Deceased Friars
Cormac Dungan, OFM

1914 – 2001
Fr. Cormac Dungan, OFM, was born on March 27, 1914 in Brighton, Mass. After graduating from Boston Latin School in 1932, he attended St. Joseph Seraphic Seminary for two years. He was received into the Order in 1934 at the novitiate at St. Bonaventure Friary, Paterosn, N.J., where he professed temporary vows one year later. Fr. Cormac made his solemn profession in 1938 and was ordained in 1941.
His first priestly assignment was to the retreat ministry at St. Francis Friary in Brookline, Mass., where he served for three years. He then studied Chinese at the Yale University Institute of Oriental Languages with Fr. Francis Frawley, OFM, and Fr. Jerome Donnelly, OFM. The trio then joined Fr. Seraphin Priestley, OFM, and sailed from New York to Asia in 1946.

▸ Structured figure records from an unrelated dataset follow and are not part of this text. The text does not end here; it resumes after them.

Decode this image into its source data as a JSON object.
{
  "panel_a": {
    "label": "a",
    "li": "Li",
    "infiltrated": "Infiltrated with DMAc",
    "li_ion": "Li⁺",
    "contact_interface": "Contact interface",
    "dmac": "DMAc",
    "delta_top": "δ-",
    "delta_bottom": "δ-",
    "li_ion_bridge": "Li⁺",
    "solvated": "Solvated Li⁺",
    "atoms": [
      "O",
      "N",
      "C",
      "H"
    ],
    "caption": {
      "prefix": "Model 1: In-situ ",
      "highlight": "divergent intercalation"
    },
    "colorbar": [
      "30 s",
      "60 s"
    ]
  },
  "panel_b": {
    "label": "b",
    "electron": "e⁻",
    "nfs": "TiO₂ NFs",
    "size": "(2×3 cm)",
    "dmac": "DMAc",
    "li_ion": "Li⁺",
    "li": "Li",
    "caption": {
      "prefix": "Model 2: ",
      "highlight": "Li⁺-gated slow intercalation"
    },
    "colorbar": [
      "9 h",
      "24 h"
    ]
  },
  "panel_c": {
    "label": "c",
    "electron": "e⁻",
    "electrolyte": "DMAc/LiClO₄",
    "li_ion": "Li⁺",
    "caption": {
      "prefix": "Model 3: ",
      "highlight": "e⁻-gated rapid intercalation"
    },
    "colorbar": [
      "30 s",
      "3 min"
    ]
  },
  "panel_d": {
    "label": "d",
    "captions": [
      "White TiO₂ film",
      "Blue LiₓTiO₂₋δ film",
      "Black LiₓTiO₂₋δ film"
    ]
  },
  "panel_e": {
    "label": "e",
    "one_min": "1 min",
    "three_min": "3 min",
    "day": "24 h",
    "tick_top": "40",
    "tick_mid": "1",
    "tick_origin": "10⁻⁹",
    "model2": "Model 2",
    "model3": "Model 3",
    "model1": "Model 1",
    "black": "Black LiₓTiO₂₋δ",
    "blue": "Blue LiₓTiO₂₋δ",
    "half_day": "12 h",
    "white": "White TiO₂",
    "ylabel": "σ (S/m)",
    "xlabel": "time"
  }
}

At the Shashi mission in China, Fr. Cormac lived at a Catholic orphanage and served in various mission stations in the area. As the communist armed forces advanced through the area, fleeing parents abandoned their sick children at the orphanage. Its cemetery filled up with little markers Fr. Cormac used to mark the gravesites. The communists accused him of murdering the children, arrested him, and put him in jail. After six months, he was released and expelled from the country.
Between 1951 and 1953, he taught at St. Joseph Seraphic Seminary and served on the staff of St. Anthony Shrine in Boston. He was assigned to the mission in Japan in 1953. Fr. Cormac served briefly as pastor at the Ota Shi mission and then became superior of the Japanese mission.
In 1960, he returned to America and became an associate in the Franciscan Mission Union office in New York City, where he served until 1968. He then returned to Japan for 11 years, serving as local superior and teaching English at the Gumma-ken friary. In 1979, he became an associate at St. Anthony Shrine and ministered there until he retired in 1986 to St. Anthony Residence in Boston.
He died on Nov. 10, 2001 at Presentation Nursing Manor, Brighton, Mass., within the parish where he was born. Fr. Cormac was 99 years old, a professed Franciscan friar for 66 years and a priest for 60.